Wednesday, March 05, 2008

Culture Shock

Ever been to a different country where the language, customs, history, and dress differ from ours? While you were there, did you encounter something that everyone there accepted as appropriate and normal that seemed just plain silly to you … or even offensive? Or were you ever warned by a guide NOT to do or say something that you would have otherwise done without thinking because it was considered offensive in the culture where you were traveling? Psychologists call difficulties adjusting to these changes "culture shock."

Let’s look at things another way: One of the most hated characters in the hit series M*A*S*H was Major Frank Burns, expertly played by Larry Linville. Burns often referred to the Koreans as “foreigners,” only to be reminded by Pierce or Honeycutt that in Korea, the Americans were actually the foreigners. Burns presented a picture of what has come to be known as “the ugly American.” Unfortunately, Linville portrayed his character so well that people came to associate the character’s negative traits with the actor, and his career was forever affected.

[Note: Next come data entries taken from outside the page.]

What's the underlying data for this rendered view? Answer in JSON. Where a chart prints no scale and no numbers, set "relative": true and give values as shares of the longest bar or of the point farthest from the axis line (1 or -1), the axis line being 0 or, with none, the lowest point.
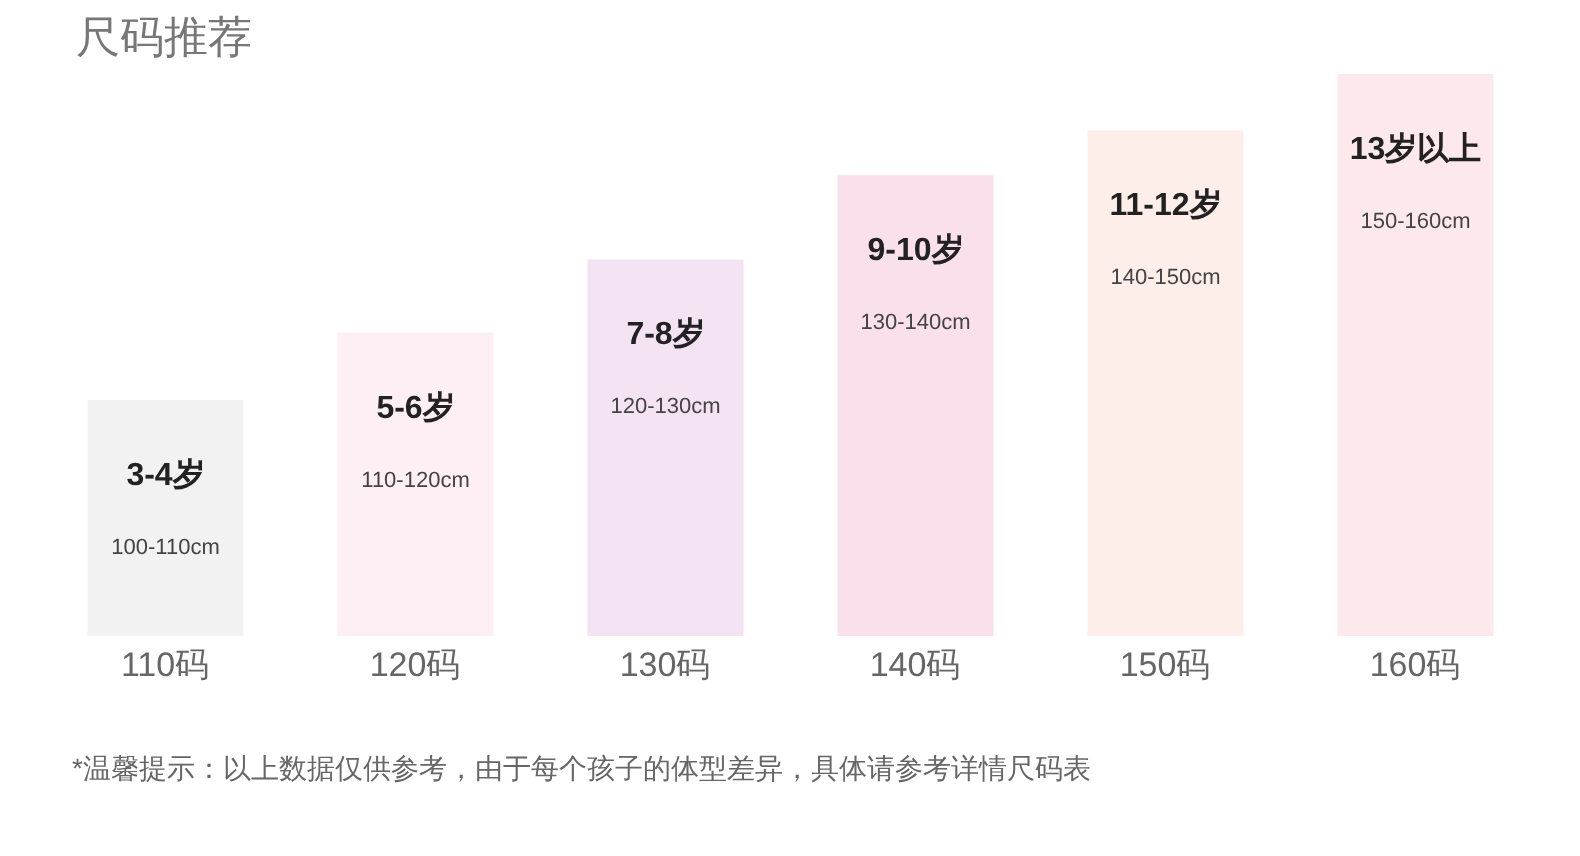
{
  "chart_data": {
    "type": "bar",
    "title": "尺码推荐",
    "relative": true,
    "categories": [
      "110码",
      "120码",
      "130码",
      "140码",
      "150码",
      "160码"
    ],
    "values": [
      0.42,
      0.54,
      0.67,
      0.82,
      0.9,
      1
    ],
    "colors": [
      "#f2f2f2",
      "#fdeff3",
      "#f3e3f3",
      "#fae0ea",
      "#fdeee9",
      "#fde9eb"
    ],
    "annotations": [
      "3-4岁",
      "100-110cm",
      "5-6岁",
      "110-120cm",
      "7-8岁",
      "120-130cm",
      "9-10岁",
      "130-140cm",
      "11-12岁",
      "140-150cm",
      "13岁以上",
      "150-160cm",
      "*温馨提示：以上数据仅供参考，由于每个孩子的体型差异，具体请参考详情尺码表"
    ]
  }
}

Another picture: When a certain German girl came here to study at our local college and we “adopted” her into our family, it opened the door to a number of fascinating conversations about cultural differences. Knowing how we imitate speech patterns and mannerisms from other countries, I asked her how Germans imitate Americans. Her answer: talk really loud pretending to have chewing gum in your mouth. That’s the way they see us: rude, loud, uncouth, impolite, and inarticulate.

One of the books my pastor mentioned this past Sunday morning is a book called unChristian: What a New Generation Thinks About Christianity … and Why It Matters. It is a difficult read because it exposes us who live in what Andy Stanley calls “Churchworld” to how people who are not in the church see us. It’s not a pretty picture, but it is something we need to know. We are trying to share the good news of Jesus Christ with people who see us as Frank Burns Christians. They will not listen to us until we move through the negative perceptions.

The world around us is changing; and anyone my age or older is now a foreigner. We must work to make sure we represent Christ better than Frank Burns represented Americans.

That’s enough to think about for now.